La Renaissance et l'âge suivant discutèrent âprement de cette
question. Ce qui peut nous surprendre mais qui s'explique par
l'enracinement profond d'une croyance : plusieurs esprits éminents
maintinrent la doctrine traditionnelle à cet égard. Dans leur
groupe on trouve notamment le Protestant Junius qui écrivait en 1589
:
« Je
ne suis pas impressionné par l'opinion de plusieurs qui ont estimé
que le paradis terrestre avait été seulement transitoire et qu'il
avait été détruit au bout de quelques années : soit après la
mort d'Adam, soit par la submersion du déluge. Cela n'est dit nulle
part par Moïse et n'est confirmé par aucun témoignage de la Sainte
Ecriture. Son maintien paraît mieux s'accorder à la gloire de Dieu,
comme preuve de sa colère, que sa disparition 38. »
Cependant
Junius fait plutôt figure d'exception parmi les commentateurs
protestants de la Genèse et c'est en général sous des plumes
catholiques qu'on trouve la persistance de la conviction médiévale
relative à l'existence continuée du paradis, souvent qualifiée à
l'époque d' « erreur papiste ». Les Jésuites Malvenda, Bellarmin
et Suarez tiennent ferme à cette doctrine ancienne et affirment que
« le jardin des délices n'a pas péri sous les eaux du déluge,
mais qu'il existe encore à notre époque 39 » (Malvenda).
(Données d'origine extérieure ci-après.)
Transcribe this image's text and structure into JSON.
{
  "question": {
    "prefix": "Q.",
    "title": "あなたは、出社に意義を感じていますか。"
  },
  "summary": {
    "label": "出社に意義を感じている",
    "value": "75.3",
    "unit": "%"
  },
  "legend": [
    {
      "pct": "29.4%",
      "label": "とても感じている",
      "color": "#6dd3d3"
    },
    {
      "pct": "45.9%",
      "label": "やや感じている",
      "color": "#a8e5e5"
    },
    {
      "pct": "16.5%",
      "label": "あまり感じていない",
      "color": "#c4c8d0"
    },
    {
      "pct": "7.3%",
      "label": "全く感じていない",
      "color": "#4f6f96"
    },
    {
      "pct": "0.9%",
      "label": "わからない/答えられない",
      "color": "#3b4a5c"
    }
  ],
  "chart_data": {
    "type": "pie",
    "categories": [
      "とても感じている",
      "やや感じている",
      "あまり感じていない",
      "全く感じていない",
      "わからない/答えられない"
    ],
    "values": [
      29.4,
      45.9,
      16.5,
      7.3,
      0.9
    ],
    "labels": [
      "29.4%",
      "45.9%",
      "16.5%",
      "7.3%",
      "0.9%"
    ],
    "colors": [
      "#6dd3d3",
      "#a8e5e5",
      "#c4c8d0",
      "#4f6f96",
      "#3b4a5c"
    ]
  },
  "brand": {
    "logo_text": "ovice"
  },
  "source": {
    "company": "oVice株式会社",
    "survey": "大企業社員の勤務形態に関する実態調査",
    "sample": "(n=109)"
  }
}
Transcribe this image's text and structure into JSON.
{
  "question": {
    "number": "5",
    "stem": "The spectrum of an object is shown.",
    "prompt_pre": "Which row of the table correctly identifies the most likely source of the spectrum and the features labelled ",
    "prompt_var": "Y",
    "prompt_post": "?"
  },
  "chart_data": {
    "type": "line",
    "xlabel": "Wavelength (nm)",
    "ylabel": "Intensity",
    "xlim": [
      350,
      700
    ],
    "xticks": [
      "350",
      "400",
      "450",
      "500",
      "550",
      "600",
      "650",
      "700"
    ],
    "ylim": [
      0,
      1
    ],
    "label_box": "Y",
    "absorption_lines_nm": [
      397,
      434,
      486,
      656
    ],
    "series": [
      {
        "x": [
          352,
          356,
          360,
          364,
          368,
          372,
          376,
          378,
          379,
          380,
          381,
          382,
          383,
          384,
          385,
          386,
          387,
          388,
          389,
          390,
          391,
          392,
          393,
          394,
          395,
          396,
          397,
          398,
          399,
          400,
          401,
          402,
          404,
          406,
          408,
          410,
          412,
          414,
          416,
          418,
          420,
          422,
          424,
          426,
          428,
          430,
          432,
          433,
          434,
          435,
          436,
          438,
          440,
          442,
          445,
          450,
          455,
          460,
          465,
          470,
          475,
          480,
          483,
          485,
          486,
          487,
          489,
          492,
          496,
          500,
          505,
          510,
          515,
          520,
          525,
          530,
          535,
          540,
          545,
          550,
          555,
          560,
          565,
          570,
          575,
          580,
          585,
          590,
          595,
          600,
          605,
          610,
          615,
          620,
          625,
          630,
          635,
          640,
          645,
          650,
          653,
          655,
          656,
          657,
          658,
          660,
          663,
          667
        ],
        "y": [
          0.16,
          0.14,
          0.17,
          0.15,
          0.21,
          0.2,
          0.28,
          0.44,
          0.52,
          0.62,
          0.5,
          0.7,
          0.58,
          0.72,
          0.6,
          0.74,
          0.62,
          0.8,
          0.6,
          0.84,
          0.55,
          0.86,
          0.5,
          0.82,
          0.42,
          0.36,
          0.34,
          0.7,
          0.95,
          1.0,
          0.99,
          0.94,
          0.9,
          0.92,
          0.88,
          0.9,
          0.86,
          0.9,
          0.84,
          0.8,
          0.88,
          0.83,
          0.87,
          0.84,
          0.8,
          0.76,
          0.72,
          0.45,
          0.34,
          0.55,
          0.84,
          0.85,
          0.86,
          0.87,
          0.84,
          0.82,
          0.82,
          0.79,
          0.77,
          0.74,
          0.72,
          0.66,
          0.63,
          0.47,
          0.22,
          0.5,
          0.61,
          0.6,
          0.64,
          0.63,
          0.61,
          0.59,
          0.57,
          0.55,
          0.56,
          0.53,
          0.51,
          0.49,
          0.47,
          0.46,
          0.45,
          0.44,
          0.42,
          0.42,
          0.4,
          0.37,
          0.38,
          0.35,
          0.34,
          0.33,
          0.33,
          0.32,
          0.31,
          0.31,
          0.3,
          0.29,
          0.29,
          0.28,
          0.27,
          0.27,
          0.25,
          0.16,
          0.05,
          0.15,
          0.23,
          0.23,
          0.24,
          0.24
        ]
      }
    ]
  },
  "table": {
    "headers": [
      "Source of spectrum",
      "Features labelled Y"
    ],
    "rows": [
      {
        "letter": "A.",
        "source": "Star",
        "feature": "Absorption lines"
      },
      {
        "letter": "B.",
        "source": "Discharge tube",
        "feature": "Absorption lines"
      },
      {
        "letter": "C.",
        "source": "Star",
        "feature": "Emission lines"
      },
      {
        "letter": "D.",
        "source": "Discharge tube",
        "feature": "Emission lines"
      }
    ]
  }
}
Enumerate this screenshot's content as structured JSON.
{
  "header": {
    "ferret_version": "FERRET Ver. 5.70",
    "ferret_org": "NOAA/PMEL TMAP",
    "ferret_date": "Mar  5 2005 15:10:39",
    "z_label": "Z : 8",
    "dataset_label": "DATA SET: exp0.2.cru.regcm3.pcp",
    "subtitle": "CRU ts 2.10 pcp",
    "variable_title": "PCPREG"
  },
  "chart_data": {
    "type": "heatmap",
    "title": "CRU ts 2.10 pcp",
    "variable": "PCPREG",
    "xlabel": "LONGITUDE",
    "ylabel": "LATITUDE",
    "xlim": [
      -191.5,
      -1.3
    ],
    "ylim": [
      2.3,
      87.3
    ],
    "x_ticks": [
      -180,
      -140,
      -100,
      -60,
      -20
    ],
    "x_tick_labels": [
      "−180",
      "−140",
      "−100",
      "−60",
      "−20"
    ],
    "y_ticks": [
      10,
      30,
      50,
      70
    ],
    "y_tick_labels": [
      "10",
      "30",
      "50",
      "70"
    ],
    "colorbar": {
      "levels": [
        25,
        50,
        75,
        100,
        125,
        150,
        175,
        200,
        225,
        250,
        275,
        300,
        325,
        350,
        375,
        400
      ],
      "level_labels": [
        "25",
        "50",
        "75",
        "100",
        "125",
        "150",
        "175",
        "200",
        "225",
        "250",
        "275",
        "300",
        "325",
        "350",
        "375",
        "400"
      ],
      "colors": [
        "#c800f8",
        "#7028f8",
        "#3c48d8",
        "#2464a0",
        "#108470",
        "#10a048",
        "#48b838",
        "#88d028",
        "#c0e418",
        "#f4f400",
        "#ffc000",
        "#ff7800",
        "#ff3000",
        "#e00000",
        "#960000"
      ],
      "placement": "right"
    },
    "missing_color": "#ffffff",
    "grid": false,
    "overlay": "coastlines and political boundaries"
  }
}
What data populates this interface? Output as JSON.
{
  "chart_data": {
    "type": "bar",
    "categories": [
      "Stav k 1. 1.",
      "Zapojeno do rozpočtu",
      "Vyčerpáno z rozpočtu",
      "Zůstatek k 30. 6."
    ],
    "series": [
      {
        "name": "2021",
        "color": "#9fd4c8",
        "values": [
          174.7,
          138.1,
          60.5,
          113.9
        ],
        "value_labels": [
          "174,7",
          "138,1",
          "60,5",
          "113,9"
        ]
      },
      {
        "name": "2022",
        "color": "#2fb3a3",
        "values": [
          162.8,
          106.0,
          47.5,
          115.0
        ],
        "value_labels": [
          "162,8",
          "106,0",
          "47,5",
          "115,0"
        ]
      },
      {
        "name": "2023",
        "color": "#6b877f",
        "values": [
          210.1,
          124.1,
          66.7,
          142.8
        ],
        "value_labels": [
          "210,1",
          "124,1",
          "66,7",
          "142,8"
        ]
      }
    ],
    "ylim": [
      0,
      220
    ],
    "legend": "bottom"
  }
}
Significative est la position de Bellarmin. Après avoir mentionné
plusieurs écrivains catholiques selon qui plus aucune trace ne
subsiste de la beauté et du charme du paradis terrestre, il déclare
:
«
Pour de multiples raisons cette opinion ne me paraît pas prouvée
et d'abord parce qu'elle est nouvelle et contraire au sentiment
commun des docteurs, soit pères de l'Église, soit scolastiques
40».
Le
poids de la tradition pèse aussi très lourdement sur le
raisonnement de Suarez qui expose longuement le pour et le contre. «
De graves auteurs », reconnaît-il, estiment que le paradis
terrestre n'existe plus, car il a été détruit par les eaux du
déluge qui dépassèrent de quinze coudées les plus hautes
montagnes ; en outre, personne ne l'a retrouvé. Mais l'opinion
contraire lui paraît « plus vraie ». Justin, Athanase, Augustin,
Jérôme et Isidore de Seville autrefois, Bellarmin aujourd'hui
tiennent que « le paradis existe toujours dans l'état où il fut
créé avec ses délices et sa beauté ». Il
est probable qu'Élie et Hénoch s'y trouvent ; l'Écriture ne dit
rien de sa destruction mais indique au contraire l'intention divine
de le conserver. Enfin si Dieu avait voulu le détruire, pourquoi
aurait-il attendu le déluge ? Il pouvait l'anéantir tout de suite
après la faute ou en arracher l'arbre de vie. Or il l'a fait garder
spécialement par un ange.
«
Donc, selon les indications de l'Écriture, l'opinion la plus
crédible est que le paradis subsiste toujours 41 ».
Du
côté protestant on a été, naturellement, beaucoup plus libre
vis-à-vis de la tradition. Luther, sur cette question, veut coller à
« l'histoire ». « J'y insiste, écrit-il, pour qu'un lecteur
irréfléchi ne soit pas surpris par l'autorité des Pères qui
s'écartent de l'histoire...42 ». Or celle-ci invite à renoncer
aux rêveries paradisiaques et à avoir les pieds sur terre :
« Un
débat est oisif dès lors que l'objet n'en existe plus. Car Moïse
rapporte des choses qui se sont passées avant le péché et avant le
déluge. Nous, en revanche, ce n'est que des choses telles qu'elles
sont après le péché et après le déluge que nous pouvons
parler... Le temps et la malédiction qui est le salaire du péché
consument tout. Ainsi, tout le monde a été détruit par le déluge,
hommes et bêtes compris ; le fameux jardin a subi le même sort et a
péri... Maintenant donc, après le déluge, quand nous avons à
parler du paradis, nous parlons de ce paradis historique qui était
et qui n'est plus 43. »
Cette
lucidité et ce discours de la méthode méritent d'être soulignés.
Car la volonté novatrice de Luther, en ce domaine comme en beaucoup
d'autres, contrastait fortement avec les attachements traditionnels
de l'époque. Elle le conduisait même à considérer comme sans
objet la curiosité de ceux qui veulent à tout prix enquêter sur «
qui n'existe plus nulle part depuis le péché et le déluge
44 ». Cette position négative et décapante est reprise par Du
Bartas dans sa Deuxième semaine. Le poète y donne ce conseil :
«
Curieux, cependant ne cherche en quel lieu. Ce parterre fut fait
des mains propres de Dieu, Sur un mont voisin des cornes de Latone,
Si dessous l'équateur, si près de Babylone, Si sur le clair Levant.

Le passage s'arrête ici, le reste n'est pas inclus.